Published Tuesday, April 9, 2019 at: 7:00 AM EDT

Despite the way securities traditionally are sold and what you hear in the media, the stock market confoundingly defies prediction. Look at the two quarters ended March 30th, 2019: The 19.8% plunge in the Standard & Poor's 500 index in the fourth quarter of 2018 was a flash bear market; in the first quarter of 2019, a recovery was just as swift, a snapback gain of 13% gain. If whipsaw emotional shifts from fear to greed make it harder to stay realistic about what to expect from a prudently-designed retirement portfolio, this chart offers a way to know what to expect based on historical data.

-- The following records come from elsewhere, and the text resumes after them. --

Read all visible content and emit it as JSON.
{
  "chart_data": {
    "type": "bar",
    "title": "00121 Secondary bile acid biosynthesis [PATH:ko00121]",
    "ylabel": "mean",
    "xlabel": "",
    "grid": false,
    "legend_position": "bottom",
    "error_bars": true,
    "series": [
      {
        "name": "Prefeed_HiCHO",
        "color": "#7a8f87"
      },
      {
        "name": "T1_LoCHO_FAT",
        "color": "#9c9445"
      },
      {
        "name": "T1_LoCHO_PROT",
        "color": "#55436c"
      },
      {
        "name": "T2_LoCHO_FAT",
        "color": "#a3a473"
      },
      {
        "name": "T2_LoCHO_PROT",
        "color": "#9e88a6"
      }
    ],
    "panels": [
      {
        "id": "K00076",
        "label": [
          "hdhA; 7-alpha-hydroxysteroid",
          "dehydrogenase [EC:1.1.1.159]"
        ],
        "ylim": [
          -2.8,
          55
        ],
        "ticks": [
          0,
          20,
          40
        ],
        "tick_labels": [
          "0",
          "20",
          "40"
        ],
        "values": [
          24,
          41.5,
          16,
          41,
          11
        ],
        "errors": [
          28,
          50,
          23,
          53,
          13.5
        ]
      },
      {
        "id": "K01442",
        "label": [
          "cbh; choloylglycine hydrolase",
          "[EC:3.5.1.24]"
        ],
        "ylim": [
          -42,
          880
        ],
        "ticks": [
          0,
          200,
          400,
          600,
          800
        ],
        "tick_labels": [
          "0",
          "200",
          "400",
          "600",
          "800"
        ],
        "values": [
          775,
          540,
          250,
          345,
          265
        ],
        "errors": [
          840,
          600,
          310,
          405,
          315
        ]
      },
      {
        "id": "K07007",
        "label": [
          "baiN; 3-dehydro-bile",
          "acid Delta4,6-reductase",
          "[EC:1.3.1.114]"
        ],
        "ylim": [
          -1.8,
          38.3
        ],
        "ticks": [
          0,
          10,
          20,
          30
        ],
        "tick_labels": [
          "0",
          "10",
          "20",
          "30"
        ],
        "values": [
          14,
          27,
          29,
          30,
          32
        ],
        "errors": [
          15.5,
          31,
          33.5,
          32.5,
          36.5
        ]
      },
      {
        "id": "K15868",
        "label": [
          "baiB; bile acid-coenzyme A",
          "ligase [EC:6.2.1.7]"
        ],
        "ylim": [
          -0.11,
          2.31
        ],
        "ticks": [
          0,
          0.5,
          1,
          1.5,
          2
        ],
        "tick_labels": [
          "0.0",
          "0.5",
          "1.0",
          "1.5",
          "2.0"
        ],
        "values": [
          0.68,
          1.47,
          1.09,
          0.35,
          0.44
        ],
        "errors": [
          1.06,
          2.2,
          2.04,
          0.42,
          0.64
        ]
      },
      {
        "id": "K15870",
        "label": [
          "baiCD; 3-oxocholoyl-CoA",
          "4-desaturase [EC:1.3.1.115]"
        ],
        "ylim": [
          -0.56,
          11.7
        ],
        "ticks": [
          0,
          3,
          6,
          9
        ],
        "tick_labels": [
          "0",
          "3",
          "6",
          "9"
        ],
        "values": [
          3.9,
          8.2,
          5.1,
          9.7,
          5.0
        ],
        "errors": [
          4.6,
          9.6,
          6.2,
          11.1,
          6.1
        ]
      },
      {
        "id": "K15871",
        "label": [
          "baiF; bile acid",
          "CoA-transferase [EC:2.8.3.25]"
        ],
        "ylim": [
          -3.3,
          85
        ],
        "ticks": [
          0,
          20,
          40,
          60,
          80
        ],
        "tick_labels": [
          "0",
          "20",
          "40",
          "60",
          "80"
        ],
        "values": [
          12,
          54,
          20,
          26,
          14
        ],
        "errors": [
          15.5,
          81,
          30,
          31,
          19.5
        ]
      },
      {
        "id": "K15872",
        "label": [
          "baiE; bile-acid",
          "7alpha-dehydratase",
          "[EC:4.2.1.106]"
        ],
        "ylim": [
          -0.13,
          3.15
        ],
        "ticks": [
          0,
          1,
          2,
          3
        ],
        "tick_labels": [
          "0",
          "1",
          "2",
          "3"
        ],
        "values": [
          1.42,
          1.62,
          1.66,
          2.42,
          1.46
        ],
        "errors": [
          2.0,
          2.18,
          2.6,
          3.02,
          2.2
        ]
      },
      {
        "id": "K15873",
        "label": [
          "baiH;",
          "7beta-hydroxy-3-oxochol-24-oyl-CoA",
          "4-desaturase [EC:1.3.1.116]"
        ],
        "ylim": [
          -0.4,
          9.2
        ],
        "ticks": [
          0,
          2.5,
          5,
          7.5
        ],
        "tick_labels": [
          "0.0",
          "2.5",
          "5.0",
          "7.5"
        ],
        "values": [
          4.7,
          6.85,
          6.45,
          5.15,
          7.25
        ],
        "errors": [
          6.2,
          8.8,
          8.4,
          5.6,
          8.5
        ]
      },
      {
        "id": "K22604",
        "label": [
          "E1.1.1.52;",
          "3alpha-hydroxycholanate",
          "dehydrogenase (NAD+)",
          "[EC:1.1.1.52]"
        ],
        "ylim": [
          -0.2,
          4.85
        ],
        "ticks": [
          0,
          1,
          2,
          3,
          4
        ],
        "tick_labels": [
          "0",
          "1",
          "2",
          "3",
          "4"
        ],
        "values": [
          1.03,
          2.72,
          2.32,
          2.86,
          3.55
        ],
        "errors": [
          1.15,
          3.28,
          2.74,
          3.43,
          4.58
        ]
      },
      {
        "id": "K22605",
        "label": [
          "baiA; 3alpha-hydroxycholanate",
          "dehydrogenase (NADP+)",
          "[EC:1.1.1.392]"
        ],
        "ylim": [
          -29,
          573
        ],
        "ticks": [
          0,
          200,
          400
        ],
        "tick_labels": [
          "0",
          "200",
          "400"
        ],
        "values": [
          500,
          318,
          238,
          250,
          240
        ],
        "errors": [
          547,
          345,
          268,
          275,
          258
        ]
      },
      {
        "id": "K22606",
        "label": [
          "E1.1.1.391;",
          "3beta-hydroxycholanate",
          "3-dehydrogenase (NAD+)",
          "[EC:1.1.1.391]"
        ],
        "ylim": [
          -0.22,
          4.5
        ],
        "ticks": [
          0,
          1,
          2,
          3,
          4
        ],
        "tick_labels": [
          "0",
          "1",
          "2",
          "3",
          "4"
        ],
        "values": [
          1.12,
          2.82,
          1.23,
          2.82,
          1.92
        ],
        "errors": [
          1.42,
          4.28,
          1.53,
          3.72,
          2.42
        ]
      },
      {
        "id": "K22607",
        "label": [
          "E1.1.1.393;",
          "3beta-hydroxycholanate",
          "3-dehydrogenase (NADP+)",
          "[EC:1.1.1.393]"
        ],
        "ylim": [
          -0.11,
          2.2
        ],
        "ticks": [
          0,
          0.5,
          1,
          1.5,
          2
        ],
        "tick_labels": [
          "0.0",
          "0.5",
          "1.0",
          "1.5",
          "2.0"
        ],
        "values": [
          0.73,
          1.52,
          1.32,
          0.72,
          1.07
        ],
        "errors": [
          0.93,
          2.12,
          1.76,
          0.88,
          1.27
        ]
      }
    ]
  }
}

This chart shows the returns of four asset classes as well as a portfolio invested in a mix of the four. The returns are based on the average annual return of each asset in the 93 years from 1926 through 2018. Of the four assets, the best performing were large-company stocks, as measured by the Standard & Poor's 500 index, which averaged a total return of 9.9% annually over the 93 years.

Each group of bars shows how often the four asset classes and the diversified portfolio achieved or bettered the long-term return of that particular asset class — 9.9% for large-cap US stock, 11.08% for small-cap US stock, 5.24% for US bonds, 3.39% for US cash, and 9.23% for a 4-asset portfolio — over rolling periods of five years versus 10, 15, 20, and 35 years.